Troubleshoot GKE Ingress

---

This page shows you how to resolve issues relating to Ingress in Google Kubernetes Engine (GKE).

If you need additional assistance, reach out to Cloud Customer Care.

Incorrect annotation for the Ingress class

Symptom

When you create an Ingress, you might see the following error:

Missing one or more resources. If resource creation takes longer than expected, you might have an invalid configuration.

Potential causes

When creating the Ingress, you might have incorrectly configured the Ingress class in the manifest.

Resolution

To specify an Ingress class, you must use the kubernetes.io/ingress.class annotation. You cannot specify a GKE Ingress using spec.ingressClassName.

• To deploy an internal Application Load Balancer, use the kubernetes.io/ingress.class: gce-internal annotation.
• To deploy an external Application Load Balancer, use the kubernetes.io/ingress.class: gce annotation.

Incorrect annotation for the static IP address

Symptom

When you configure an external Ingress to use a static IP address, you might see the following error:

Error syncing to GCP: error running load balancer syncing routine: loadbalancer <Name of load balancer> does not exist: the given static IP name <Static IP> doesn't translate to an existing static IP.

Potential causes

• You didn't create a static external IP address before you deployed the Ingress.
• You're not using the correct annotation for your type of Load Balancer.

Resolution

If you're configuring an external Ingress:

• Reserve a static external IP address before you deploy the Ingress.
• Use the annotation kubernetes.io/ingress.global-static-ip-name on your Ingress resource.

If you're configuring an internal Ingress:

• Reserve a regional static internal IP address before you deploy the Ingress.
• Use the annotation kubernetes.io/ingress.regional-static-ip-name on your Ingress resource.

Static IP address is already in use

Symptom

You might see the following error when you specify a static IP address to provision your internal or external Ingress resource:

Error syncing to GCP: error running load balancer syncing
routine: loadbalancer <LB name> does not exist:
googleapi: Error 409: IP_IN_USE_BY_ANOTHER_RESOURCE - IP ''<IP address>'' is already being used by another resource.

Potential causes

The static IP address is already being used by another resource.

Error when disabling HTTP and using a Google-managed certificate

Symptom

If you are configuring a Google-managed SSL certificate and disabling HTTP traffic on your Ingress, you see the following error:

Error syncing to GCP: error running load balancer syncing
routine: loadbalancer <Load Balancer name> does not exist:
googleapi: Error 404: The resource ''projects/<Project>/global/sslPolicies/<Policy name>' was not found, notFound

Potential causes

You can't use the following annotations together when you configure the Ingress:

• networking.gke.io/managed-certificates (for associating the Google-managed certificate to an Ingress)
• kubernetes.io/ingress.allow-http: false (for disabling HTTP traffic)

Resolution

Disable HTTP traffic only after the external Application Load Balancer is fully programmed. You can update the Ingress and add the annotation kubernetes.io/ingress.allow-http: false to the manifest.

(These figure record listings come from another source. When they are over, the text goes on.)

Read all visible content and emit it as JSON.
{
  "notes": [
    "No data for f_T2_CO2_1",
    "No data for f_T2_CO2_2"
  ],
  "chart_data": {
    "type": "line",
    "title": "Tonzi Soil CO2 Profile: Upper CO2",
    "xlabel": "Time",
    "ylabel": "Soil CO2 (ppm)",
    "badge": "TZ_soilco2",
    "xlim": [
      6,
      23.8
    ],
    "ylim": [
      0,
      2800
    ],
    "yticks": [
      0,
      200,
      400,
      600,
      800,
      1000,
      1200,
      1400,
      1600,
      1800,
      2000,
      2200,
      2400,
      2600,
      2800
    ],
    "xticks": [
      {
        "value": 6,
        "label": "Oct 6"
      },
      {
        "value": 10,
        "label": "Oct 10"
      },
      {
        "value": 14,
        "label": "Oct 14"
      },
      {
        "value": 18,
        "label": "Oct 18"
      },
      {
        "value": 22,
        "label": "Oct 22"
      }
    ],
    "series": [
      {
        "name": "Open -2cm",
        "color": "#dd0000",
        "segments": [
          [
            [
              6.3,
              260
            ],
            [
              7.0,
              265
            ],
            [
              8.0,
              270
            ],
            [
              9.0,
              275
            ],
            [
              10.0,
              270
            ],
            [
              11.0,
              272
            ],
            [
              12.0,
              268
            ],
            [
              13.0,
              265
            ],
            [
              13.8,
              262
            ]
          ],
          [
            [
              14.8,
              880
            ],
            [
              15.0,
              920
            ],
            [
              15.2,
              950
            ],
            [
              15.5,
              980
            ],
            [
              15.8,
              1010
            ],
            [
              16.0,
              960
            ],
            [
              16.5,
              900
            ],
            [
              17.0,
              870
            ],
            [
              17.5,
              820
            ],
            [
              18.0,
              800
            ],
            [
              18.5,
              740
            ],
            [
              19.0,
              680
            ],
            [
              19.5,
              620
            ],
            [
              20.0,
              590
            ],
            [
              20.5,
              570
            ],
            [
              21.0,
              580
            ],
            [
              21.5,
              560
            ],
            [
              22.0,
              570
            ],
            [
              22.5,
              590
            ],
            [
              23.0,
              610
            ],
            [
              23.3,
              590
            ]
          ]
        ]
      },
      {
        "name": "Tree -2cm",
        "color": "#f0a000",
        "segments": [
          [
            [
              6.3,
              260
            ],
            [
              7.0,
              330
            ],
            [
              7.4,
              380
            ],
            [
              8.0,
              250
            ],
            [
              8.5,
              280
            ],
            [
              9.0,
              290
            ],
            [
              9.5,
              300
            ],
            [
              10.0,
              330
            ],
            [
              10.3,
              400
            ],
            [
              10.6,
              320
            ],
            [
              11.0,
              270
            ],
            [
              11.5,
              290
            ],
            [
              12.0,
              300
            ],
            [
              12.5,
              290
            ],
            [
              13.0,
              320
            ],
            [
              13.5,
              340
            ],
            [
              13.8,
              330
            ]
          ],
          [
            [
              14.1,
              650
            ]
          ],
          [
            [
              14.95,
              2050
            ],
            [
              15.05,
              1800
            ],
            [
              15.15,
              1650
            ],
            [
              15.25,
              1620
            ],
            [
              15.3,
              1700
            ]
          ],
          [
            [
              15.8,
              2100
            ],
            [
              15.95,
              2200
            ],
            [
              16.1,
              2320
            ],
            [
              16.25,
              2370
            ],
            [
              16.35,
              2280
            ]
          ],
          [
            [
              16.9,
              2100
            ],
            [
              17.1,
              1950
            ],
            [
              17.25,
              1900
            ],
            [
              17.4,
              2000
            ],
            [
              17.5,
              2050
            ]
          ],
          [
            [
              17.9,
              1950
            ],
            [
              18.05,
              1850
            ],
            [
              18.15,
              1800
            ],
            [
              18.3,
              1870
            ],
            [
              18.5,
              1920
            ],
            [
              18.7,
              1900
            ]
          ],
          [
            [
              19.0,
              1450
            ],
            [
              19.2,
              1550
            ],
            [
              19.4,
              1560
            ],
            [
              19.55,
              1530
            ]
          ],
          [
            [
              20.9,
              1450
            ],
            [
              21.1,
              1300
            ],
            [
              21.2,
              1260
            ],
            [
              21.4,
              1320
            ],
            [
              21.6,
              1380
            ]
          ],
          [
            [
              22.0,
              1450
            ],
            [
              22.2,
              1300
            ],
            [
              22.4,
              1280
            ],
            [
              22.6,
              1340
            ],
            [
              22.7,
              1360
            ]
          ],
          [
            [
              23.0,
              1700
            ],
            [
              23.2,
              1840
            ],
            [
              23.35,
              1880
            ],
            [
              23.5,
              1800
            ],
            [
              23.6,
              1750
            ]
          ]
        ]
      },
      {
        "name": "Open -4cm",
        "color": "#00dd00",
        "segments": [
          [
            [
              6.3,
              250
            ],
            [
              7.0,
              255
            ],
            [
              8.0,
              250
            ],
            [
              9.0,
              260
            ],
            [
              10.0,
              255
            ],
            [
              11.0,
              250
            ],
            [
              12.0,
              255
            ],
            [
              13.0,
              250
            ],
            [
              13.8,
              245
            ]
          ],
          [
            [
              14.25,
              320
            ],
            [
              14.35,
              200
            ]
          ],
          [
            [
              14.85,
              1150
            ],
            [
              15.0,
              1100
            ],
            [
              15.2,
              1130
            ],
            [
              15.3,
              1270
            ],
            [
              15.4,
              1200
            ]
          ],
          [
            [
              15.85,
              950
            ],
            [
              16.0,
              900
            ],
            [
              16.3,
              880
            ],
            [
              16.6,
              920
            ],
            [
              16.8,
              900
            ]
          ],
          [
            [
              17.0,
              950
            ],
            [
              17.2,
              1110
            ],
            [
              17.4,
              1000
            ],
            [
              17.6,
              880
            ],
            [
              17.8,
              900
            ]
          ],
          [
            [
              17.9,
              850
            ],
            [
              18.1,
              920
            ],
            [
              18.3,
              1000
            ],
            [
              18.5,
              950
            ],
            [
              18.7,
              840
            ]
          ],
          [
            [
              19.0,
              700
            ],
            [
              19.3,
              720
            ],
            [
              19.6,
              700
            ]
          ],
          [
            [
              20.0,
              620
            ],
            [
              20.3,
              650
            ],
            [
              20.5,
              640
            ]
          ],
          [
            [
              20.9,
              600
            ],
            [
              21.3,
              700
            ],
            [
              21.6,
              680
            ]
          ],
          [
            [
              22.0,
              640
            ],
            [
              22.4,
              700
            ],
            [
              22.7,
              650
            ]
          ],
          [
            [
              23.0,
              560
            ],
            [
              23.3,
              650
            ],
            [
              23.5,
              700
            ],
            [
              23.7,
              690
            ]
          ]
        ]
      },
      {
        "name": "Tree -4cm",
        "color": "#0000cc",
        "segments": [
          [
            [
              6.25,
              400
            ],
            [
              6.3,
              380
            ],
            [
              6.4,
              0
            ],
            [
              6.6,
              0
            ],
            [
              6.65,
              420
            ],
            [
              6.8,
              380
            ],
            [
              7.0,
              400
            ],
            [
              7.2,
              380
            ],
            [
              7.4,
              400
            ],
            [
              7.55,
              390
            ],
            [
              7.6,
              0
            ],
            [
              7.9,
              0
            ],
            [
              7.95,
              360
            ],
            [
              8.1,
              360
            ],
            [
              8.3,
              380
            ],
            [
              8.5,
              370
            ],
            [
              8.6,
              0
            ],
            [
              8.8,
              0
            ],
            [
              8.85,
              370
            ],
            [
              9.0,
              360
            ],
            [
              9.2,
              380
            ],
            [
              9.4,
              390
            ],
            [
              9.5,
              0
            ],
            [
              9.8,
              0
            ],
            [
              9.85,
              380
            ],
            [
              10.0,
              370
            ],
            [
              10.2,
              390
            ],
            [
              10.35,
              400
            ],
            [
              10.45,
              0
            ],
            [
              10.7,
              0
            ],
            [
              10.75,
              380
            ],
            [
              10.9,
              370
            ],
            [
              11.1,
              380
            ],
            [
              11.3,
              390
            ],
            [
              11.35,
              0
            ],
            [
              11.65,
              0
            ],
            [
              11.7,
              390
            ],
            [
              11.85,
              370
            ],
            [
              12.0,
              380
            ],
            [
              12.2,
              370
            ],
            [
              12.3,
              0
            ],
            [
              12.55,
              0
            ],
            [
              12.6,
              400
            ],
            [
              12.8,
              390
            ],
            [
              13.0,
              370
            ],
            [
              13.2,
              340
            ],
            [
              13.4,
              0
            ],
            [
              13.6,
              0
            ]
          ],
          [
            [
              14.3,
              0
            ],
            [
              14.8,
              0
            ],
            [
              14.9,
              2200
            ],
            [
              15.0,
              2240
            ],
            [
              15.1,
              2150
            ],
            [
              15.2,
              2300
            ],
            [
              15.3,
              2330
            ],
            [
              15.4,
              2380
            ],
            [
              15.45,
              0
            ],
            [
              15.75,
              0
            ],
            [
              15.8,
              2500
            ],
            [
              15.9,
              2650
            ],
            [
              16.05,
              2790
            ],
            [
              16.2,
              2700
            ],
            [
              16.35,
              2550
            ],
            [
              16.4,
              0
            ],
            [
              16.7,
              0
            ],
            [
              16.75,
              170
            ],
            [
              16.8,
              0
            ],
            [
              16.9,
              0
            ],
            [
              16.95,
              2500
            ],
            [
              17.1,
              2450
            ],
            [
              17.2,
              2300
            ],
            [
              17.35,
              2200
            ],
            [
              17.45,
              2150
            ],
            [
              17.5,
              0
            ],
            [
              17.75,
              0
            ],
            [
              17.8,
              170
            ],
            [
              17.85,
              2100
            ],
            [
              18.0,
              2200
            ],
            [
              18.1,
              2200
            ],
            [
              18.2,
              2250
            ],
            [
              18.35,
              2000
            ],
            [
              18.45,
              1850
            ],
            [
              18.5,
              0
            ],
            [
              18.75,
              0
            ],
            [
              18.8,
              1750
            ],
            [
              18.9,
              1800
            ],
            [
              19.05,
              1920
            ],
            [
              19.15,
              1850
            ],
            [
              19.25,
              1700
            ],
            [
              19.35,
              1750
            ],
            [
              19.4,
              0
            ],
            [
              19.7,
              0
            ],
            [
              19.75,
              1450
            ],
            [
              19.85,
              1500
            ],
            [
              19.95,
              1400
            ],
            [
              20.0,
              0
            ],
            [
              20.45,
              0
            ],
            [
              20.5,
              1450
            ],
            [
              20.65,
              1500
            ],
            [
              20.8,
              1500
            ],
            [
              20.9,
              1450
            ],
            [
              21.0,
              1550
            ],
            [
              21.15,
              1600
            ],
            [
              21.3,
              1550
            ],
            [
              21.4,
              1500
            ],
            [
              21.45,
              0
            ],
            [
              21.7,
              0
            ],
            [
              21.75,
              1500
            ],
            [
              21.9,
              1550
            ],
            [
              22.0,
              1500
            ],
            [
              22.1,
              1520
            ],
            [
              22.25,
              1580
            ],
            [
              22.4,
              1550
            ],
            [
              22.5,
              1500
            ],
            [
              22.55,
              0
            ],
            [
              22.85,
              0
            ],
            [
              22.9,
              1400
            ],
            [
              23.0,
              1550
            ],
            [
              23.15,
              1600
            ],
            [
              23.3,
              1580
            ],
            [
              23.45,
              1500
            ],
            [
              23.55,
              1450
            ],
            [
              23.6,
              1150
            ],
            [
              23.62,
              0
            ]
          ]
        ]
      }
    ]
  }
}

Proxy-only subnet is missing for an internal Ingress

Symptom

When you deploy an Ingress for an internal Application Load Balancer, you might see the following error:

Error syncing to GCP: error running load balancer syncing routine:
loadbalancer <LB name> does not exist: googleapi: Error 400: Invalid value for field 'resource.target': 'https://www.googleapis.com/compute/v1/projects/<Project ID>/regions/<Region>/targetHttpsProxies/<Target proxy>'.
An active proxy-only subnetwork is required in the same region and VPC as
the forwarding rule.

Potential causes

You didn't create a proxy-only subnet before you created the Ingress resource. A proxy-only subnet is required for internal Application Load Balancers.

Resolution

Create a proxy-only subnet before you deploy the internal Ingress.

SSL certificate key is too large

Symptom

If the key size of the SSL certificate of your load balancer is too large, you might see the following error:

Error syncing to GCP: error running load balancer syncing routine: loadbalancer gky76k70-load-test-trillian-api-ingress-fliismmb does not exist: Cert creation failures - k8s2-cr-gky76k70-znz6o1pfu3tfrguy-f9be3a4abbe573f7 Error:googleapi: Error 400: The SSL key is too large., sslCertificateKeyTooLarge

Potential causes

Google Cloud has a limit of 2,048 bits for SSL certificate keys.

Resolution

Reduce the size of the SSL certificate key to 2,048 bits or fewer.

Error creating an Ingress in Standard Tier

Symptom

If you are deploying an Ingress in a project with the project default network tier set to Standard, the following error message appears:

Error syncing to GCP: error running load balancer syncing routine: load balancer <LB Name> does not exist: googleapi: Error 400: STANDARD network tier (the project''s default network tier) is not supported: STANDARD network tier is not supported for global forwarding rule., badRequest

Resolution

Configure the project default network tier to Premium.